Survival Analysis – Understanding Censoring, Truncated, and Missing Data

censoringmissing datasurvivaltruncation

Can someone please explain the difference between censored, truncated and missing data in survival analysis? Suppose I have following information.

   user_ID    survival_time(y) age(x1) tumor_size(x2)
      1        10               2         5
      2        3                3         4
      3        _                _         3
      4        _                _         _

I am concerned about user 3 and 4. Are those subjected considered as censored, truncated or missing? If I exclude them in the study does it lead to biased results when modeling survival time?

Best Answer

It's probably best to think about censored, truncated and missing data in terms of data values rather than in terms of individuals, as you seem to be doing.

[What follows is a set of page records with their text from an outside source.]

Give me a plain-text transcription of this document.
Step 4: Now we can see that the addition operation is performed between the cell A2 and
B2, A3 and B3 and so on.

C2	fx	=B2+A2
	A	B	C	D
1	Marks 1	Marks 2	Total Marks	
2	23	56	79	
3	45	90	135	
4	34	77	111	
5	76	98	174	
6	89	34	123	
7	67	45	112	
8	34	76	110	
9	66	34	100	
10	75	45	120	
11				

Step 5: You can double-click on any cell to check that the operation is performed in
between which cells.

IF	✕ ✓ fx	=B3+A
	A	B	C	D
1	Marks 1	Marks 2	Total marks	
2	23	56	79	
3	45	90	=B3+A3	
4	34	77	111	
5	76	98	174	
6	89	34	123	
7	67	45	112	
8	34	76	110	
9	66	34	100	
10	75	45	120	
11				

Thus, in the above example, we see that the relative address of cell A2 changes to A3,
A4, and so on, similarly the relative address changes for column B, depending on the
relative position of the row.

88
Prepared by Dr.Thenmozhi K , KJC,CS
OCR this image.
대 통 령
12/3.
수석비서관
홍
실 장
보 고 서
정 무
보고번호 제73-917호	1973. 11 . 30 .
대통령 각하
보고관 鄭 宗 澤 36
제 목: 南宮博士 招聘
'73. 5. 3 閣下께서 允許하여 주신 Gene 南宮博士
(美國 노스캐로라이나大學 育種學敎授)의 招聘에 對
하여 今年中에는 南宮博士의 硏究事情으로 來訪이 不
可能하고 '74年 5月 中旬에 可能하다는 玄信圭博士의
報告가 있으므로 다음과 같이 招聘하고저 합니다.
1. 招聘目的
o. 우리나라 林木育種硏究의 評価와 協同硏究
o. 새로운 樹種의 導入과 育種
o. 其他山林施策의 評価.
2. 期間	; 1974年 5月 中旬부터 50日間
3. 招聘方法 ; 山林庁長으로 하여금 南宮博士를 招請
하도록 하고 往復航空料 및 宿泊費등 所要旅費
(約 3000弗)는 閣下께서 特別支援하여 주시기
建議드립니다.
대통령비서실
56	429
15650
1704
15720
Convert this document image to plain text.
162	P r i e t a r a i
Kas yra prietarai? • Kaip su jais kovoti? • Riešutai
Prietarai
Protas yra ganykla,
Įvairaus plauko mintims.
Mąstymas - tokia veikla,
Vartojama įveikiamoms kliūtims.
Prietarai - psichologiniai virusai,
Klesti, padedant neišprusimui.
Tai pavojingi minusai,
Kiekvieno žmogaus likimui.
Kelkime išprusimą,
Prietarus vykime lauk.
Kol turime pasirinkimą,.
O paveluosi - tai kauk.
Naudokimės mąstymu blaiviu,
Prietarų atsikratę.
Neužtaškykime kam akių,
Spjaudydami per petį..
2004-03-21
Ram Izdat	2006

Censored data are observations for which you only know some range within which the value lies. In survival analysis, that's typically when you've followed up an individual for a period of time but the event (e.g., death) hasn't yet occurred. Then the follow-up time is a lower limit to the survival_time, a right-censored observation.

Truncated data represent values that couldn't have been observed, overall or for a particular individual. Your analysis then must take into account that you have no information about observations that might fall into that range. One example is if you are evaluating survival since diagnosis of a disease, but someone comes to your institution to enter your study some period of time after being diagnosed elsewhere. If someone like that person had died between diagnosis and coming to your institution, you would have had no information about survival. So the initial survival time when the individual comes to enter the study should be treated as left truncated.

Missing data are simply that: observations that weren't made or recorded. Depending on the circumstances, that might have been due to truncation, so you need to evaluate the nature of the data collection.

The way that you have presented your data, all of your "-" values seem to be missing. Your survival_time values are a possible exception, depending on whether you have additional information to fill in the blanks with some extra annotation. For example, if you had followed users 3 and 4 for a period of time but they hadn't yet died, you could use the follow-up time as a censored observation of survival_time. You know that they survived at least that long, so you have a range of possibilities. You would then need to code the data with an additional variable to indicate whether a particular survival_time represents a death or right censoring.

A classic text on censoring and truncation in survival analysis is Klein and Moeschberger. It includes many examples of different types of censored and truncated survival times, along with ways to handle them. With truly missing data, simply omitting individuals with missing data is generally not the best way to proceed. Stef van Buuren's book shows how to deal with missing data in principled ways.